Action and Non-Action
— Chuang Tzu,
translated by Thomas James Merton
The non-action of the wise man is not inaction.
It is not studied. It is not shaken by anything.
The sage is quiet because he is not moved,
Not because he wills to be quiet.
Still water is like glass.
You can look in it and see the bristles on your chin.
It is a perfect level;
A carpenter could use it.
If water is so clear, so level,
How much more the spirit of man?
The heart of the wise man is tranquil.
It is the mirror of heaven and earth
The glass of everything.
Emptiness, stillness, tranquillity, tastelessness,
Silence, non-action: this is the level of heaven and earth.
This is perfect Tao. Wise men find here
Their resting place.
Resting, they are empty.
From emptiness comes the unconditioned.
From this, the conditioned, the individual things.
So from the sage’s emptiness, stillness arises:
From stillness, action. From action, attainment.
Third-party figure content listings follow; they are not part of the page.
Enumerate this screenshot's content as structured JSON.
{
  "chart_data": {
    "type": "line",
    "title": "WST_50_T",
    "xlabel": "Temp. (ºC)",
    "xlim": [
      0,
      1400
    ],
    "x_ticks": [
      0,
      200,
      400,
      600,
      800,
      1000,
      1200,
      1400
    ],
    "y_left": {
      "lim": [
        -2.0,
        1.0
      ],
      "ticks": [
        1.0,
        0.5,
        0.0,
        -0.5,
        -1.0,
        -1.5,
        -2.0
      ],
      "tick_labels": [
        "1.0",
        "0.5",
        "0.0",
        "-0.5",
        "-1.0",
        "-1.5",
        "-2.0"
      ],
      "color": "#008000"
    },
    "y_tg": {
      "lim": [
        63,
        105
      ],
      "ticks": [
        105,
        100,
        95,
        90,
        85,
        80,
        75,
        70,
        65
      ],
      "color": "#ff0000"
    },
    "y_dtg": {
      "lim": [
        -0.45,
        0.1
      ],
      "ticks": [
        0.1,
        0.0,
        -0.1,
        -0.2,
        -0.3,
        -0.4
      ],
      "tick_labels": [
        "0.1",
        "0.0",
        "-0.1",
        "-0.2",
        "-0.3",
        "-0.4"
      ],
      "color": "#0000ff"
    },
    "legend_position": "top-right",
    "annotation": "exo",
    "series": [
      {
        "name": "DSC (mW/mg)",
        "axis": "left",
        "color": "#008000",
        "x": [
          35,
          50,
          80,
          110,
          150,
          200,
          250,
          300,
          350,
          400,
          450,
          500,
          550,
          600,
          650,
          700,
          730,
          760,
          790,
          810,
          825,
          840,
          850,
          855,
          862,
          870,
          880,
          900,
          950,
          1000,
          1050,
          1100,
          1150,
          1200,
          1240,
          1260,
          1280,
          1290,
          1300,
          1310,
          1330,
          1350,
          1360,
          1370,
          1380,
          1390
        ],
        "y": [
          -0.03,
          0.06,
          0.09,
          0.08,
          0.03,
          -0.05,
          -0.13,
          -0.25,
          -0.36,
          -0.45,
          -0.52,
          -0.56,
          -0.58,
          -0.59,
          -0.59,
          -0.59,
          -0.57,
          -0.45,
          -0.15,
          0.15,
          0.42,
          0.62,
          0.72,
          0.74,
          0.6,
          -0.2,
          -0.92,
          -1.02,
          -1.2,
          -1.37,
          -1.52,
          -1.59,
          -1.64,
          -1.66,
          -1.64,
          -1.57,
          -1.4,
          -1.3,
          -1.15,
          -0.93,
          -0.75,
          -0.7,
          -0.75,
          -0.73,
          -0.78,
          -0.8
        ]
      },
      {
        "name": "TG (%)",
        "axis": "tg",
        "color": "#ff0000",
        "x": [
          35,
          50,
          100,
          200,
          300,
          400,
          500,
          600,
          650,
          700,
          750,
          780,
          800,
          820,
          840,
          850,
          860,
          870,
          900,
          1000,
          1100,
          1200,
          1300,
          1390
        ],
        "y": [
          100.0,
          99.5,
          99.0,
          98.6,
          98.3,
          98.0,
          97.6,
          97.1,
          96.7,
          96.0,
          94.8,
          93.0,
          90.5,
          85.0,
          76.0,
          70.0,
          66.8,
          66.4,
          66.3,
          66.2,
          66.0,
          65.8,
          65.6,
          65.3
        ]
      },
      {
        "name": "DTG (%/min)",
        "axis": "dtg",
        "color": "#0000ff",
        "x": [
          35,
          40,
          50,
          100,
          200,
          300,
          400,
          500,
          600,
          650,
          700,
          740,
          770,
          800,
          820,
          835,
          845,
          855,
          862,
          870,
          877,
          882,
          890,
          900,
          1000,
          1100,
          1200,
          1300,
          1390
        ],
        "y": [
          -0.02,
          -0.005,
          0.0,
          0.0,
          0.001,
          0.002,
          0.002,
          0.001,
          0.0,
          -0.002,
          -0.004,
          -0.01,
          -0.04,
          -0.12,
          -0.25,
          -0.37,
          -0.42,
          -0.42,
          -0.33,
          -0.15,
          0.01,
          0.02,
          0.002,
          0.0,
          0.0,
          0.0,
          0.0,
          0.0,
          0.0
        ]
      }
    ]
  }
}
From their stillness comes their non-action, which is also action
And is, therefore, their attainment.
For stillness is joy. Joy is free from care
Fruitful in long years.
Joy does all things without concern:
For emptiness, stillness, tranquillity, tastelessness,
Silence, and non-action
Are the root of all things.
Small Actions, Mighty Outcomes
Sometimes even to live is an act of courage. — Seneca
We cannot wish that human beings were not subject to the forces of nature, including the mortality… we cannot wish for the seas to dry up, that the waves grow still, that the tectonic plates cease to exist, that nature ceases to be beyond our abilities to predict and control… But the terms of that nature include such catastrophe and suffering, which leaves us with sorrow as not a problem to be solved but a fact. And it leaves us with compassion as the work we will never finish. — Rebecca Solnit, Storming the Gates of Paradise: Landscapes for Politics
When I was a boy and I would see scary things in the news, my mother would say to me, ‘Look for the helpers. You will always find people who are helping.’ To this day, especially in times of ‘disaster,’ I remember my mother’s words and I am always comforted by realizing that there are still so many helpers–so many caring people in this world. — Fred Rogers
Never confuse movement with action. — Ernest Hemingway
The future depends on what you do today. — Mahatma Gandhi
You are what you do, not what you say you’ll do. — C.G. Jung
We don’t always feel God’s presence, just as we don’t feel the sun on a rainy day. But the presence never grows dim, and the confidence that it is there and will shine again keeps us hopeful. — Evan Drake Howard
Theologians talk about a prevenient grace that precedes grace itself and allows us to accept it. I think there must also be a prevenient courage that allows us to be brave–that is, to acknowledge that there is more beauty than our eyes can bear, that precious things have been put into our hands and to do nothing to honor them is to do great harm. And therefore, this courage allows us, as the old men said, to make ourselves useful. It allows us to be generous, which is another way of saying exactly the same thing. — Marilynne Robinson, Gilead
Bon Dieu! may I some day do something truly great. amen. — e.e. cummings
Be great in little things. — Francis Xavier
I am not a champion of lost causes, but of causes not yet won. — Norman Thomas
Rabbi Ben Ezra (excerpts)
— Robert Browning
Grow old along with me!
The best is yet to be,
The last of life, for which the first was made:
Our times are in His hand
Who saith “A whole I planned,
Youth shows but half; trust God: see all, nor be afraid!”
… Fool! All that is, at all,
Lasts ever, past recall;
Earth changes, but thy soul and God stand sure:
What entered into thee,
That was, is, and shall be:
Time’s wheel runs back or stops: Potter and clay endure.
… So, take and use Thy work:
Amend what flaws may lurk,
What strain o’ the stuff, what warpings past the aim!
My times be in Thy hand!
Perfect the cup as planned!
Let age approve of youth, and death complete the same!